President David Granger, on Friday declared Whitewater, Barima-Waini (Region One) and other communities near Guyana’s border with Venezuela, frontline communities in the fight to ensure the country’s territorial integrity.
The Head of State was at the time speaking to residents following a briefing at the new patrol base, which was set up by the Guyana Defence Force (GDF) in the community on February 14, after the Regional Intelligence Committee reported in a letter to the Head of State some security concerns as a result of the current situation in Venezuela.
According to a statement from the Ministry of the Presidency (MOTP), these reports were acted upon swiftly by the Government and the base was set up in less than 72 hours.
Guyana’s border with Venezuela is nearly 800 kilometres long and villages such as Whitewater, Baramita, Kaikan and Arau are all border communities.
Addressing the villagers, the President said “you’re like our guardian, you’re like our shield, you are in the frontline and let me tell you this, since Guyana became independent in 1966; 52 years ago, our western neighbour, Venezuela, has been claiming this very land that you’re living on. You all are not Venezuelans, you are Guyanese but Venezuela has been claiming this land all the way up to the Essequibo River,” he said.
Outlining that the country is readying itself to defend its territory at the International Court of Justice (ICJ), Granger said “we know that nearly 120 years ago an International Tribunal decided where the boundaries should be between Venezuela and Guyana and we have been struggling for the last 52 years, and only last month the Secretary-General of the United Nations (UN) decided that this controversy would go to court and we would settle it.”
According to the MOTP, one resident, recounting his own experience and reports of threats to his life, said that members of the Venezuelan criminal gang, ‘Syndicatos’, have been coming across the border with their weapons, threatening residents and burning their lands. “The business people, who are living in Whitewater are not safe,” he said.

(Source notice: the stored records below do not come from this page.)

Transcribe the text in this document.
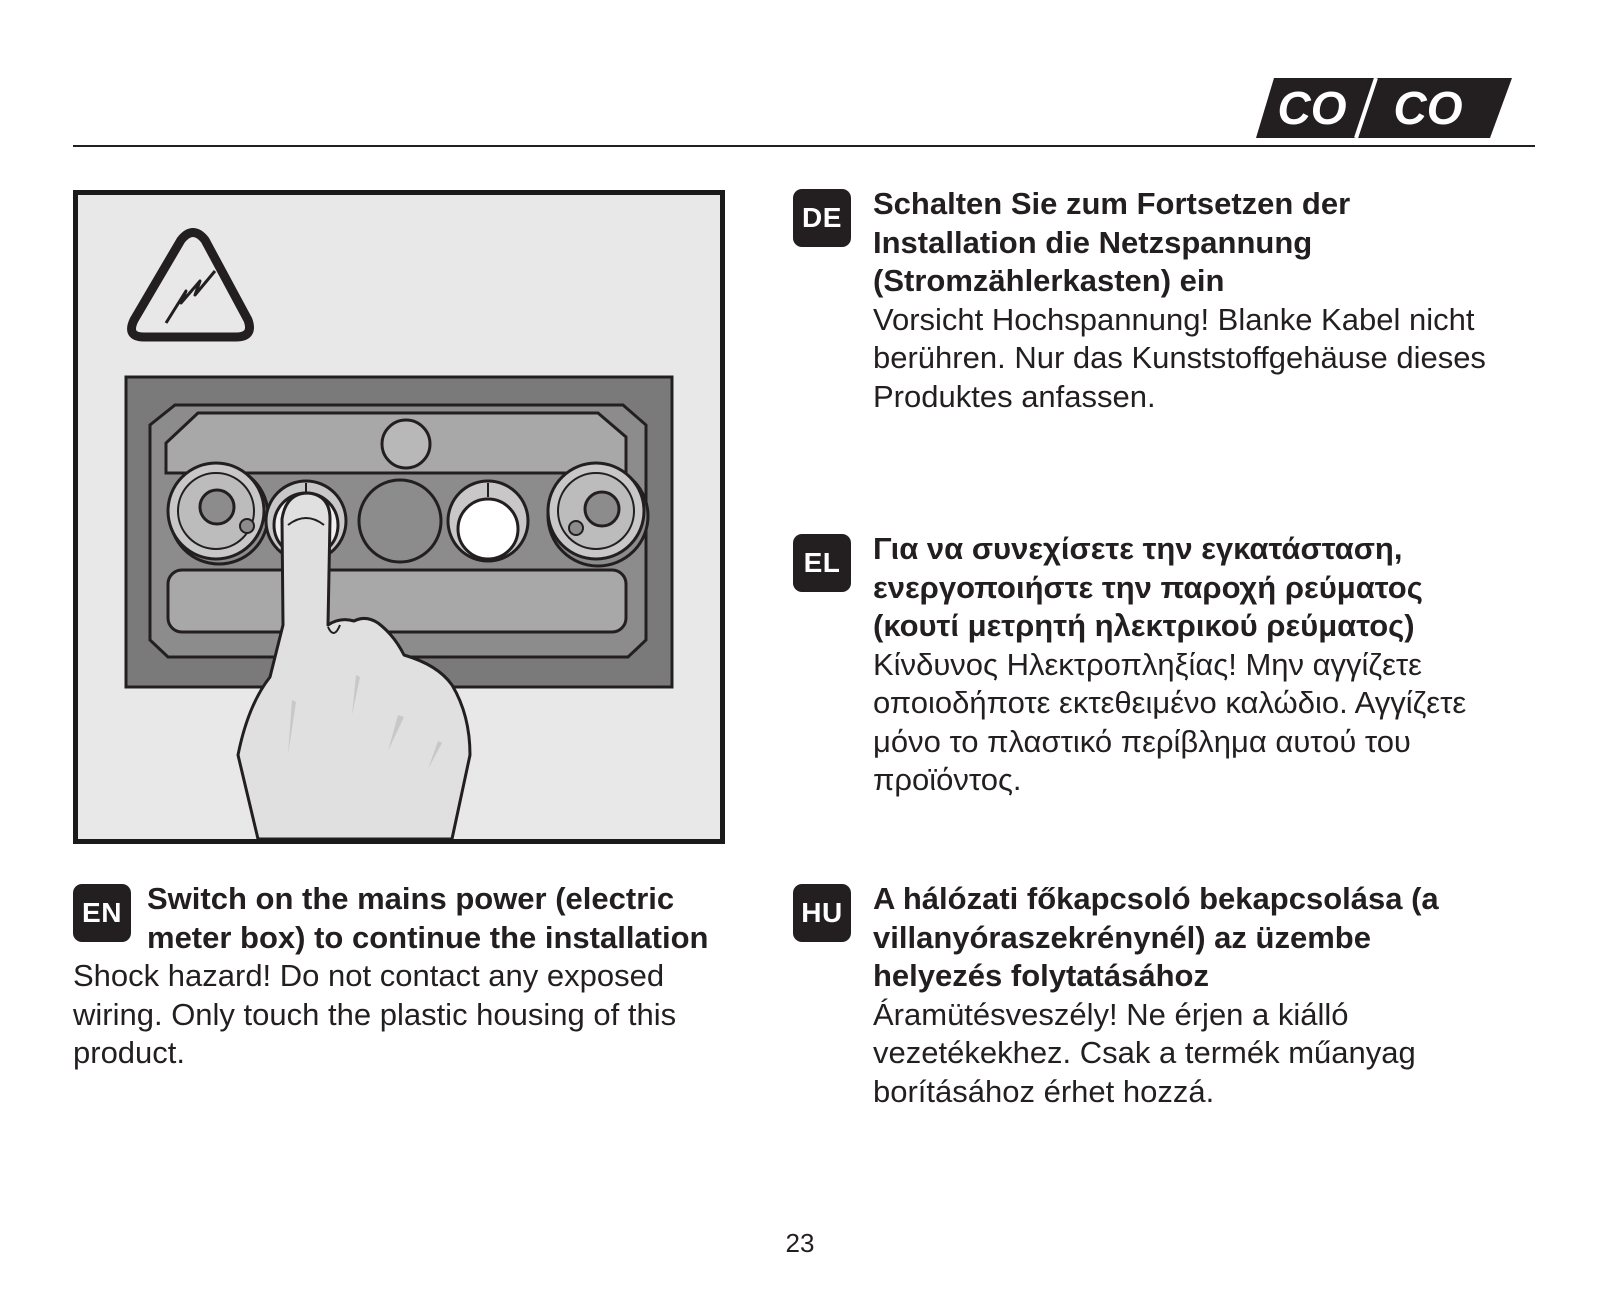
CO CO
EN Switch on the mains power (electric meter box) to continue the installation

Shock hazard! Do not contact any exposed wiring. Only touch the plastic housing of this product.

DE Schalten Sie zum Fortsetzen der Installation die Netzspannung (Stromzählerkasten) ein

Vorsicht Hochspannung! Blanke Kabel nicht berühren. Nur das Kunststoffgehäuse dieses Produktes anfassen.

EL	Για να συνεχίσετε την εγκατάσταση, ενεργοποιήστε την παροχή ρεύματος (κουτί μετρητή ηλεκτρικού ρεύματος)

Κίνδυνος Ηλεκτροπληξίας! Μην αγγίζετε οποιοδήποτε εκτεθειμένο καλώδιο. Αγγίζετε μόνο το πλαστικό περίβλημα αυτού του προϊόντος.

HU A hálózati főkapcsoló bekapcsolása (a villanyóraszekrénynél) az üzembe helyezés folytatásához

Áramütésveszély! Ne érjen a kiálló vezetékekhez. Csak a termék műanyag borításához érhet hozzá.

23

Meanwhile, Regional Chairman, Brentnol Ashley posited that “the intervention of regular patrols and [security] persons being there in those communities would help to alleviate some of the security concerns that residents themselves would have raised with us… In Whitewater for instance, the Toshao and Council would have reached out to the RDC with these concerns too.”
In addition to that, he said “at the landing called Mora Landing, which is a very far distance of about three hours walk back and forth, we were told that Venezuelans were setting up a fuel depot there, which is illegal, so the presence of our Joint Services on patrol in those far flung areas is important.”
The village of Whitewater has an area of over 74.8 kilometers. Residents of the community depend largely on farming, fishing, hunting and small entrepreneurial ventures for their livelihoods.